Dito e feito ! Para espanto da população, atônita com a novidade, lá se foi a charrete, baús abertos para calar os incrédulos ! Solitário senhor de chapéu e bengala a acompanhou a boa distância, sem pressa e "fumaçando" seu cachimbo. Como era de se esperar -- "não chegará na próxima esquina"!, profetizaram os mais céticos -- a carruagem foi assaltada. Meia dúzia de meliantes, ágeis e atléticos, afeitos ao tradicional Savate, disfarçados com máscaras e armados de facas e porretes puseram a Bandinha para correr, disparando êles com a carroça milionária. O senhor do chapéu não se abalou, seguia o fino rastro de farinha de trigo deixado pelo veículo, saco bem camuflado dentro do carro, encoberto por capim e feno, para despistar os mais prevenidos.

Mal caíra a noite e volta êle ao ponto final da carroça -- agora à cavalo e rodeado por 20 "gendarmes" bem armados e dispostos -- que cercam o velho Teatro abandonado, onde são presos quase sem resistência os saltimbancos e seu mentor e patrão, o anão Hippólitte. Muitos crimes se desvendam com seu depoimento à Polícia. Hippólitte esclareceu que seu pai fabricava cofres e êle aprendera TUDO sobre êles, as caixas-fortes não tinham segredos para o anão.

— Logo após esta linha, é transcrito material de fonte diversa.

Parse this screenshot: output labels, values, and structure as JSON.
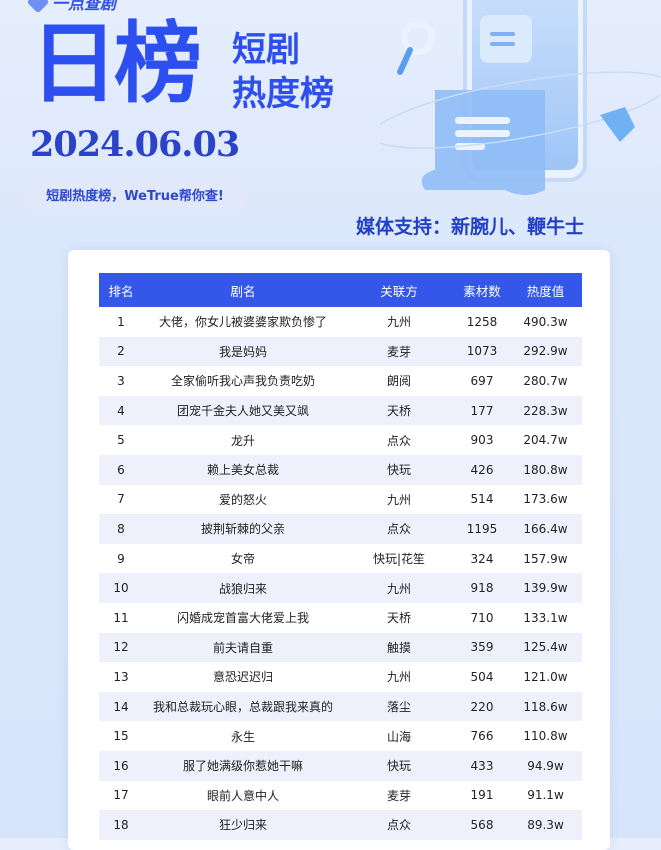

Saíra da Itália pois em Roma não mais havia castelos a "limpar". (Entrava nas mansões dentro do baú, com fundo falso e portinhola interna, o bando disfarçado de trabalhadores variados, pintores, carpinteiros, etc.) Desfazia-se das jóias levando-as para ciganos em terras espanholas que, andarilhos, repassavam as pedras preciosas em outros países, sem levantar suspeitas. Moedas de ouro eram derretidas e transformadas em pequenas barras, transportadas em locais secretos, nas charretes.

O anão teve o fim que todo o que rouba nobre merece... a forca e seus asseclas foram condenados a trabalhos forçados. Ah, a foto "disfarçada" era realmente daquele Teatro abandonado há 3 ou 4 décadas, tirada a partir dos fundos. Monsieur Gerôme recebeu estátua em bronze, mandada executar pela duquesa e o busto dele enfeita a entrada da mansão.

Quanto ao dinheiro, não se perdeu grande coisa: os baús continham areia até quase a borda, fina camada de moedas baratas "os enchia" e mesmo as de ouro eram comuns, banhadas em tinta dourada. Gerôme "pagara com a mesma moeda" (?!) o truque da coroa falsa. Contudo, com os ladrões foi encontrada boa parte do butim de roubos anteriores.